Rise of the Pianists (1940s)

The most popular song to come out of Canada in the ’40s, thanks to Vancouver nurse (Carmen) Elizabeth Clarke, was “There’s a Bluebird On Your Windowsill” (1948). Second in rank would be American-born, naturalized Canadian Ed McCurdy‘s “Last Night I Had the Strangest Dream” (1949). Canadians continued contributing to the richness of classical music, through the decade, thanks to the likes of Portia White and George London. White’s singing achieved international fame which helped to open previously closed doors for Blacks, she being an African Canadian. In 1964 she performed for Queen Elizabeth II. George London formed the Bel Canto Trio with tenor Mario Lanza and soprano Frances Yeend in 1947. In 1956, he appeared on the popular Ed Sullivan television program opposite Maria Callas.

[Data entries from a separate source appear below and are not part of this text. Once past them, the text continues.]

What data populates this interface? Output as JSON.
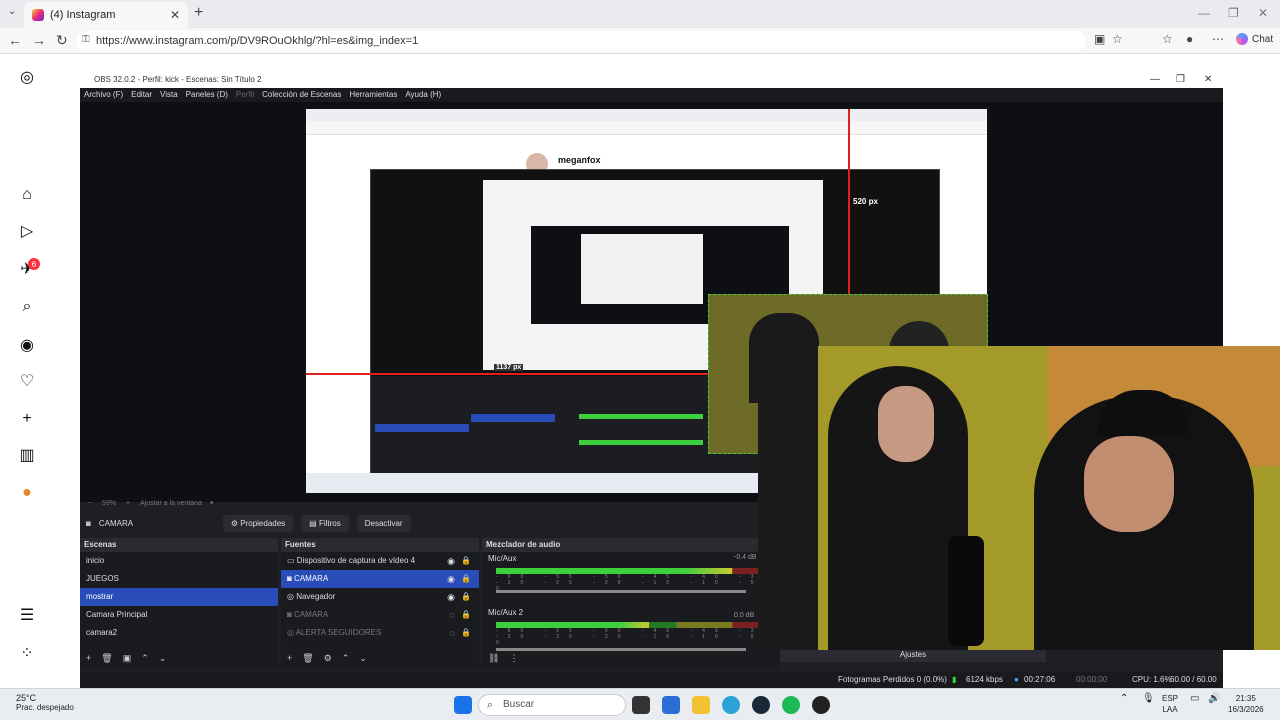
{
  "browser": {
    "tab_title": "(4) Instagram",
    "url": "https://www.instagram.com/p/DV9ROuOkhlg/?hl=es&img_index=1",
    "chat_label": "Chat"
  },
  "instagram": {
    "notifications_badge": "6"
  },
  "obs": {
    "window_title": "OBS 32.0.2 - Perfil: kick - Escenas: Sin Título 2",
    "menu": [
      "Archivo (F)",
      "Editar",
      "Vista",
      "Paneles (D)",
      "Perfil",
      "Colección de Escenas",
      "Herramientas",
      "Ayuda (H)"
    ],
    "preview": {
      "nested_user": "meganfox",
      "height_label": "520 px",
      "width_label": "1137 px",
      "zoom_text": "59%",
      "fit_text": "Ajustar a la ventana"
    },
    "source_toolbar": {
      "selected_source": "CAMARA",
      "properties": "Propiedades",
      "filters": "Filtros",
      "deactivate": "Desactivar"
    },
    "scenes": {
      "header": "Escenas",
      "items": [
        "inicio",
        "JUEGOS",
        "mostrar",
        "Camara Principal",
        "camara2"
      ]
    },
    "sources": {
      "header": "Fuentes",
      "items": [
        "Dispositivo de captura de vídeo 4",
        "CAMARA",
        "Navegador",
        "CAMARA",
        "ALERTA SEGUIDORES"
      ]
    },
    "mixer": {
      "header": "Mezclador de audio",
      "channels": [
        {
          "name": "Mic/Aux",
          "db": "-0.4 dB",
          "level": 0.85
        },
        {
          "name": "Mic/Aux 2",
          "db": "0.0 dB",
          "level": 0.55
        }
      ],
      "ticks": "-60 -55 -50 -45 -40 -35 -30 -25 -20 -15 -10 -5 0"
    },
    "settings_label": "Ajustes",
    "status": {
      "dropped": "Fotogramas Perdidos 0 (0.0%)",
      "bitrate": "6124 kbps",
      "live_time": "00:27:06",
      "rec_time": "00:00:00",
      "cpu": "CPU: 1.6%",
      "fps": "60.00 / 60.00 FPS"
    }
  },
  "taskbar": {
    "weather_temp": "25°C",
    "weather_desc": "Prac. despejado",
    "search_placeholder": "Buscar",
    "lang_1": "ESP",
    "lang_2": "LAA",
    "time": "21:35",
    "date": "16/3/2026"
  }
}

But of Canada’s classical music stars, the most famous of them all—right up to the present time—debuted in 1947 and his name was Glenn Gould. With a quirky personality, he was an unlikely candidate for superstardom, but when his magic fingers danced on piano keys, they took everyone’s breath away.  

With Canadian country music well underway, having been launched in the 30s, Canada, in the 40s, was to produce its first stars of jazz. With fingers as dazzling as Gould’s but improvising rather than structuring themselves after Bach, another of the greatest pianists of all time (worldwide) appeared, namely Oscar Peterson. Four years prior to Peterson’s debut, another jazz piano legend had appeared, though more famous as an arranger. He was Gil Evans. 

Gould, Evans, and Peterson were the biggest names in Canadian music debuting in the 1940s and they were all pianists.